Hammerin’ Hank – Lynch’s moniker after a brief stint as a teenage boxer – persisted. Despite minimal financial support, he spent decades painstakingly compiling data that demonstrated patterns of cancer through multiple generations of almost 3,000 families. With his wife, Jane, a psychiatric nurse, Lynch and staffers traveled around the nation, meeting with family members, drawing their blood, taking detailed medical and family histories and advising them.
In the 1990s he was vindicated when scientists discovered the genes behind what today is called Lynch syndrome.

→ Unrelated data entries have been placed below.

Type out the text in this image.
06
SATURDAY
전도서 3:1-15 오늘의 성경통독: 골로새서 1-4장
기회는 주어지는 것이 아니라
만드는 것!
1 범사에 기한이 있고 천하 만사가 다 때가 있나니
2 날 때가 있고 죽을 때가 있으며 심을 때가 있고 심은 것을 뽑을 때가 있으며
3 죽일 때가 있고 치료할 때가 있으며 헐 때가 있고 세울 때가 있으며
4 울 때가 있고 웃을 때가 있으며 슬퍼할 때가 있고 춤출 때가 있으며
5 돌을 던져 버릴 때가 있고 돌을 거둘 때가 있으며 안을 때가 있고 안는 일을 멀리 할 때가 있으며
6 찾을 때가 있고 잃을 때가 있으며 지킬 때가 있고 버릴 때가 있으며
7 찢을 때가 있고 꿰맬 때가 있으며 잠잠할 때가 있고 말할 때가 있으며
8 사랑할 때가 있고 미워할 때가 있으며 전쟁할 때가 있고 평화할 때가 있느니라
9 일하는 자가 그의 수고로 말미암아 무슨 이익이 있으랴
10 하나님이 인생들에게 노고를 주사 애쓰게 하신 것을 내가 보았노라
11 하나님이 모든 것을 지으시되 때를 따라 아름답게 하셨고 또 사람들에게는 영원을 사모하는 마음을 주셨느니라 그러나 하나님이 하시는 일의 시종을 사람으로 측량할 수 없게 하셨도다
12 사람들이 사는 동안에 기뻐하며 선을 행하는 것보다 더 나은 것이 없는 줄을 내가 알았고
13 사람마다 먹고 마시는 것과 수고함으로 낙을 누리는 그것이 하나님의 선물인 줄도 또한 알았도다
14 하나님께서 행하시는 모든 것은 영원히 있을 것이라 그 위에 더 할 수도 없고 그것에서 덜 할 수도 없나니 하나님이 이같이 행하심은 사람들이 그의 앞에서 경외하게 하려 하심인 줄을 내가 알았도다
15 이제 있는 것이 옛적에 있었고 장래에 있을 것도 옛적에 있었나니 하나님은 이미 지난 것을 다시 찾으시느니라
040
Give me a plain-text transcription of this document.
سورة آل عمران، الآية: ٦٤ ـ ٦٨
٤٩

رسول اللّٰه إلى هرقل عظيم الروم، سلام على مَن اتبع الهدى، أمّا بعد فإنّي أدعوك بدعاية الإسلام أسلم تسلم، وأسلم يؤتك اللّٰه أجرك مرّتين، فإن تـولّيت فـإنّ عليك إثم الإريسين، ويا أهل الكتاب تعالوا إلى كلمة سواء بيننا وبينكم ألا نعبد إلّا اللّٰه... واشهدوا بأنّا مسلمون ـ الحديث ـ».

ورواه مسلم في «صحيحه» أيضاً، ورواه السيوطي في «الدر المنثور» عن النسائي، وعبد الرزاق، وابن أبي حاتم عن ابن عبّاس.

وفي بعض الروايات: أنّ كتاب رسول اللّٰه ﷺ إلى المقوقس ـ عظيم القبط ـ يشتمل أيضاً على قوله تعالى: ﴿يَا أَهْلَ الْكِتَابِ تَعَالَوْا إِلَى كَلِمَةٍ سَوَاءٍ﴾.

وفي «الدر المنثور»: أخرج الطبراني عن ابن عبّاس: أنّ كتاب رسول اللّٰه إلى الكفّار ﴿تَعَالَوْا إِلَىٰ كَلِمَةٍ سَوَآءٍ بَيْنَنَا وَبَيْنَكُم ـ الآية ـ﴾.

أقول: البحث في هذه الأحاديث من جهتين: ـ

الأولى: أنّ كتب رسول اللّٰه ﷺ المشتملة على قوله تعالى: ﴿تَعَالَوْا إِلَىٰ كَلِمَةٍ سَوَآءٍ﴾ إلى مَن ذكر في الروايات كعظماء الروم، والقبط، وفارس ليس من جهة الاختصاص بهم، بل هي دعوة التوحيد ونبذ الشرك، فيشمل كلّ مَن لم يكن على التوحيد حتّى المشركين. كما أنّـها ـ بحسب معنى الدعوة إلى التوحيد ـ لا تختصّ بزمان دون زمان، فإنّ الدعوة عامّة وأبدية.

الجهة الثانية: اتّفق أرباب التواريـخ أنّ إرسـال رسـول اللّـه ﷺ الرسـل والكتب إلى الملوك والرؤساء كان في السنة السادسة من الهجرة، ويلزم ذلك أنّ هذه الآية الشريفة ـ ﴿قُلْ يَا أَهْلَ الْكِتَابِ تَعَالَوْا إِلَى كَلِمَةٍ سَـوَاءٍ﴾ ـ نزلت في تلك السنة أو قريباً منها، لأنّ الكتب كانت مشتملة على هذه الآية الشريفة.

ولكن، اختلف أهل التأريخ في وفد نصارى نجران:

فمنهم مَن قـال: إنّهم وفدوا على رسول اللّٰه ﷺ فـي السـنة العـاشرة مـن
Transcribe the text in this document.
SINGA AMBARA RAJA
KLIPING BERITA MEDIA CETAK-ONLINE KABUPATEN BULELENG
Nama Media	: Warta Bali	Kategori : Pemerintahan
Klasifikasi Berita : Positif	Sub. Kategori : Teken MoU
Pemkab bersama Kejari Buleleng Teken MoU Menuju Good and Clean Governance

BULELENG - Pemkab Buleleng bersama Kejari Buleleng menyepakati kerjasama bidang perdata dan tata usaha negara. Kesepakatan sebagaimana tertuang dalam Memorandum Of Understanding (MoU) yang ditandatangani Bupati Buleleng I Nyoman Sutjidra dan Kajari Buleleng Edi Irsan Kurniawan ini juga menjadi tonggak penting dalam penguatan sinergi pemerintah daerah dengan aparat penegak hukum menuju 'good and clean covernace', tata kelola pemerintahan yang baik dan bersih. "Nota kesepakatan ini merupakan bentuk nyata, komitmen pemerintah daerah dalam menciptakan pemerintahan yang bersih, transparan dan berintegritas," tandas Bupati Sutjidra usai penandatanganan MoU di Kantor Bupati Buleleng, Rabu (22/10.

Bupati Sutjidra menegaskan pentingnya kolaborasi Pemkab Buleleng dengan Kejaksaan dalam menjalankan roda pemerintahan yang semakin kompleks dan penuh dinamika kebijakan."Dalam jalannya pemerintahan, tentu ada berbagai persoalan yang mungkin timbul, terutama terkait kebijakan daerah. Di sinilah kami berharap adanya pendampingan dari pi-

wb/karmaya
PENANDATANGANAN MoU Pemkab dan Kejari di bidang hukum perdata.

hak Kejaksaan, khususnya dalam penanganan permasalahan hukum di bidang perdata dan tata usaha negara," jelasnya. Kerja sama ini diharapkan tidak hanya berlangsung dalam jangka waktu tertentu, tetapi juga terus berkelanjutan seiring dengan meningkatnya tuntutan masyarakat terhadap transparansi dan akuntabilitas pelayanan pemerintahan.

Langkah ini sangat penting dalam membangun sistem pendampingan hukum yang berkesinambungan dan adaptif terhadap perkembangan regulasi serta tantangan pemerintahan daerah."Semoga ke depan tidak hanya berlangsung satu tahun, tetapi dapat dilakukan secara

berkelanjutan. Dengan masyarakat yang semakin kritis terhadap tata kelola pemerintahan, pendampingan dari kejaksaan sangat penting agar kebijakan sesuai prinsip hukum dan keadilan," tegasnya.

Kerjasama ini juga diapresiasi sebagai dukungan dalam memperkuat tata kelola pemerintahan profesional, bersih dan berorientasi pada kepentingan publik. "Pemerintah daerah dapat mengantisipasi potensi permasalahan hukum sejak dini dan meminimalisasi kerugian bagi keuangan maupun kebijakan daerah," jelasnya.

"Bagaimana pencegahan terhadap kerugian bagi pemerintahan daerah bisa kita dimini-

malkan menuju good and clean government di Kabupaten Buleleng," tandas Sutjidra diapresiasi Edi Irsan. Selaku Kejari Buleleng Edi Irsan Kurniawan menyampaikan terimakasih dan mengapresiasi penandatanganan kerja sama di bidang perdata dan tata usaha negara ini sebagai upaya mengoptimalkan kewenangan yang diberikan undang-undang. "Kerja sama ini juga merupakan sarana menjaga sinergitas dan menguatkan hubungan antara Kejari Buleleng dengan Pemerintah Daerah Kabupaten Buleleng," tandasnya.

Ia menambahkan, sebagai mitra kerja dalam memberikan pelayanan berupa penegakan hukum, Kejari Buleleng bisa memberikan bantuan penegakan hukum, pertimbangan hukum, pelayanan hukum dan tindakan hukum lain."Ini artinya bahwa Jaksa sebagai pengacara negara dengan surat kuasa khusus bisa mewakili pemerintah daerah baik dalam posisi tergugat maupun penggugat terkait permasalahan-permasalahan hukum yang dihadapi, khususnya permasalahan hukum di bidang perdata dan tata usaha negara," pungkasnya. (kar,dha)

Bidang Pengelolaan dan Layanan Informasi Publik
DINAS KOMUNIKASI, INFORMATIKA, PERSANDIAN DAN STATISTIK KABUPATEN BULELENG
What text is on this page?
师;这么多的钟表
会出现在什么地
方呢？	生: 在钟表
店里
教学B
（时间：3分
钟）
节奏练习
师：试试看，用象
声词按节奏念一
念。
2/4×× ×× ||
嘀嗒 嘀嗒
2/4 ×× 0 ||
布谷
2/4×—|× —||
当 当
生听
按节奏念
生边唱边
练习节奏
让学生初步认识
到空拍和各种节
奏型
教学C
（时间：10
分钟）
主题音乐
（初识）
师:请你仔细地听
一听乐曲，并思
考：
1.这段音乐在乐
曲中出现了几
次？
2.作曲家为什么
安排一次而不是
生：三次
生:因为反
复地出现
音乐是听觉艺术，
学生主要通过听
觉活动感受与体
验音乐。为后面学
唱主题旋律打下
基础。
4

“Against the odds he kept going,” says Patrick Lynch. “He bucked conventional wisdom and his research became a game-changer. He identified a link between genetics and some cancers at a time when the idea was thought to be ludicrous.”
Today, Henry Lynch, 89, still heads the Hereditary Cancer Center at Creighton University in Nebraska, where he’s been on faculty since 1967 – minus a two-year stretch as an MD Anderson faculty member in the 1960s.
Picking up the torch
In Houston, Patrick Lynch carries on the campaign to raise Lynch syndrome awareness. He’s working with software developers to create a program that enables family histories to be collected online, making outreach to at-risk relatives easier.
“Each patient lists email addresses and demographic information for siblings, cousins, aunts and uncles … every relative they can think of,” Lynch explains.
As the document grows, those relatives are notified by email and invited to “add to” the digital family tree by listing additional relatives, who in turn receive an email invitation.
“It’s a snowball effect,” Lynch says. “The goal is to notify as many family members as possible, and get them to the lab for testing.”
The program, called Family Connect, is still in the works and slated for completion in a year. Lynch plans to share it with other health care institutions, free of charge.